The Mad Hedge Fund Trader newsletter tends to avoid specific futures market recommendations because most readers are not qualified, have no experience and can’t open online accounts, while professionals who subscribe generally are not commodity trading advisors (CTAs) or don’t want to register with the CFTC. "They play the ETF equivalents," Thomas says.
But he says his own account is "into futures all the time. For me it’s easy." He recently has been in the position of going short many commodities he had previously been long as part of a "risk on, risk off" strategy tied to what he sees as strong prospects of a "Great Crash" and recession in the coming year. "I have silver right now," he says. "Oil I’m out of because it is too expensive. I’m looking to short it. And gold I have been playing from the short side since it peaked at $1,920."
Thomas says he is still a long-term advocate of hard assets investments "but you don’t want to own them in a recession. You know, every time they have a dance they always invite the same girls: commodities, precious metals, oil, hard assets of any kind, bulk commodities like zinc, tin and copper.
"That’s the way it’s going to be for 30 years. All those people in emerging markets want to increase their standard of living. That demand is going to keep growing. It will take five to 10 years to bring the supplies on. So all you have to do is stay out of the way during the recessions, which is just what I’ve been doing."
He also recommends selling currency rallies, forecasting an eventual decline of the euro to parity with the dollar and noting that the structural problems in Europe could take years to resolve. "I’m not a perm-bear, I’m a trader.

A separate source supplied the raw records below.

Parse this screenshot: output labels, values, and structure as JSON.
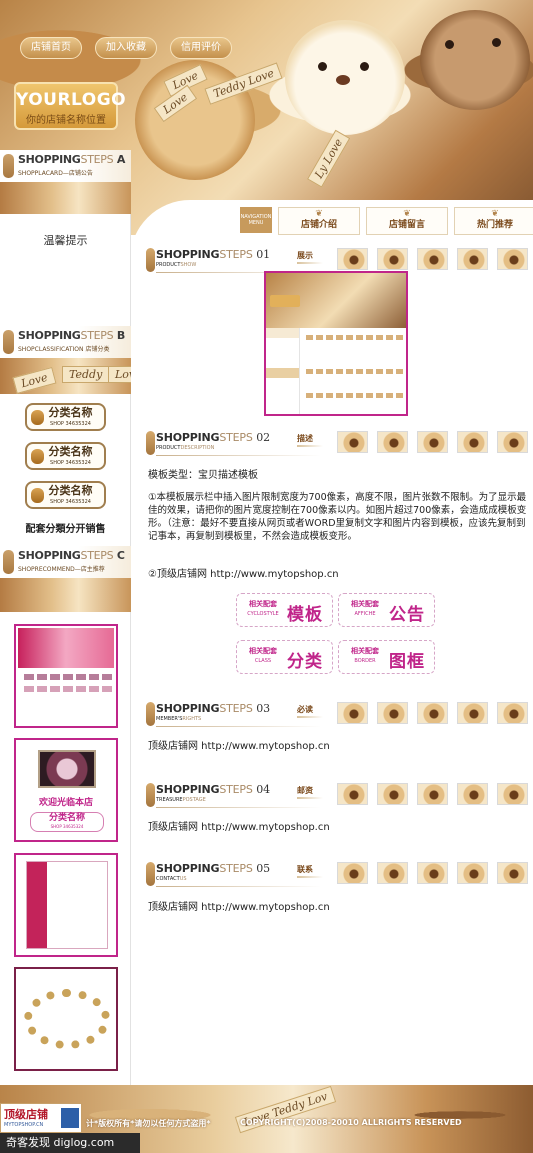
{
  "header": {
    "nav": [
      "店铺首页",
      "加入收藏",
      "信用评价"
    ],
    "logo_main": "YOURLOGO",
    "logo_sub": "你的店铺名称位置",
    "ribbon_text": [
      "Love",
      "Teddy Love",
      "Love",
      "Ly Love"
    ],
    "tabs_nav_label": "NAVIGATION MENU",
    "tabs": [
      "店铺介绍",
      "店铺留言",
      "热门推荐"
    ]
  },
  "sidebar": {
    "sections": [
      {
        "title_dark": "SHOPPING",
        "title_light": "STEPS",
        "letter": "A",
        "sub_en": "SHOPPLACARD",
        "sub_cn": "店铺公告"
      },
      {
        "title_dark": "SHOPPING",
        "title_light": "STEPS",
        "letter": "B",
        "sub_en": "SHOPCLASSIFICATION",
        "sub_cn": "店铺分类"
      },
      {
        "title_dark": "SHOPPING",
        "title_light": "STEPS",
        "letter": "C",
        "sub_en": "SHOPRECOMMEND",
        "sub_cn": "店主推荐"
      }
    ],
    "notice": "温馨提示",
    "banner_text": [
      "Love",
      "Teddy",
      "Lov"
    ],
    "categories": [
      {
        "name": "分类名称",
        "code": "SHOP 34635324"
      },
      {
        "name": "分类名称",
        "code": "SHOP 34635324"
      },
      {
        "name": "分类名称",
        "code": "SHOP 34635324"
      }
    ],
    "category_caption": "配套分類分开销售",
    "promo2_welcome": "欢迎光临本店",
    "promo2_cat_name": "分类名称",
    "promo2_cat_code": "SHOP 34635324"
  },
  "main": {
    "sections": [
      {
        "num": "01",
        "sub_dark": "PRODUCT",
        "sub_light": "SHOW",
        "label": "展示"
      },
      {
        "num": "02",
        "sub_dark": "PRODUCT",
        "sub_light": "DESCRIPTION",
        "label": "描述"
      },
      {
        "num": "03",
        "sub_dark": "MEMBER'S",
        "sub_light": "RIGHTS",
        "label": "必读"
      },
      {
        "num": "04",
        "sub_dark": "TREASURE",
        "sub_light": "POSTAGE",
        "label": "邮资"
      },
      {
        "num": "05",
        "sub_dark": "CONTACT",
        "sub_light": "US",
        "label": "联系"
      }
    ],
    "title_dark": "SHOPPING",
    "title_light": "STEPS",
    "template_type": "模板类型：宝贝描述模板",
    "paragraph": "①本模板展示栏中插入图片限制宽度为700像素，高度不限，图片张数不限制。为了显示最佳的效果，请把你的图片宽度控制在700像素以内。如图片超过700像素，会造成成模板变形。（注意：最好不要直接从网页或者WORD里复制文字和图片内容到模板，应该先复制到记事本，再复制到模板里，不然会造成模板变形。",
    "link_line": "②顶级店铺网  http://www.mytopshop.cn",
    "site_line": "顶级店铺网  http://www.mytopshop.cn",
    "pill_links": [
      {
        "small": "相关配套",
        "en": "CYCLOSTYLE",
        "big": "模板"
      },
      {
        "small": "相关配套",
        "en": "AFFICHE",
        "big": "公告"
      },
      {
        "small": "相关配套",
        "en": "CLASS",
        "big": "分类"
      },
      {
        "small": "相关配套",
        "en": "BORDER",
        "big": "图框"
      }
    ]
  },
  "footer": {
    "logo_main": "顶级店铺",
    "logo_sub": "MYTOPSHOP.CN",
    "copy_cn": "计*版权所有*请勿以任何方式盗用*",
    "copy_en": "COPYRIGHT(C)2008-20010 ALLRIGHTS RESERVED",
    "ribbon": "Love  Teddy Lov"
  },
  "watermark": "奇客发现 diglog.com",
  "colors": {
    "accent": "#c0258a",
    "brown": "#7b4a1c",
    "gold": "#c4904c"
  }
}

I don’t really care if the markets go up or down as long as I know in advance which one they are doing," he says. "If you do the hard research you can get that right most of the time, although not all the time."
Thomas also does his own charts, noting that the world’s best chartists generally cherry pick their charts based on fundamentals. "All the best hedge fund traders do that," he says.
He has utilized trading experience and contacts to better understand global market fundamentals. He claims four Federal Reserve governors subscribe to his newsletter. He also has parlayed early career interviews with Chinese senior leaders like Deng Xiaoping and Zhou Enlai into a position as an official advisor to China’s Ministry of Finance and the People’s Bank of China. "Their questions to me are far more valuable than any answers that I’m able to give them," he says.
Given China’s influence on the global commodity markets, that is a pretty good pipeline of information.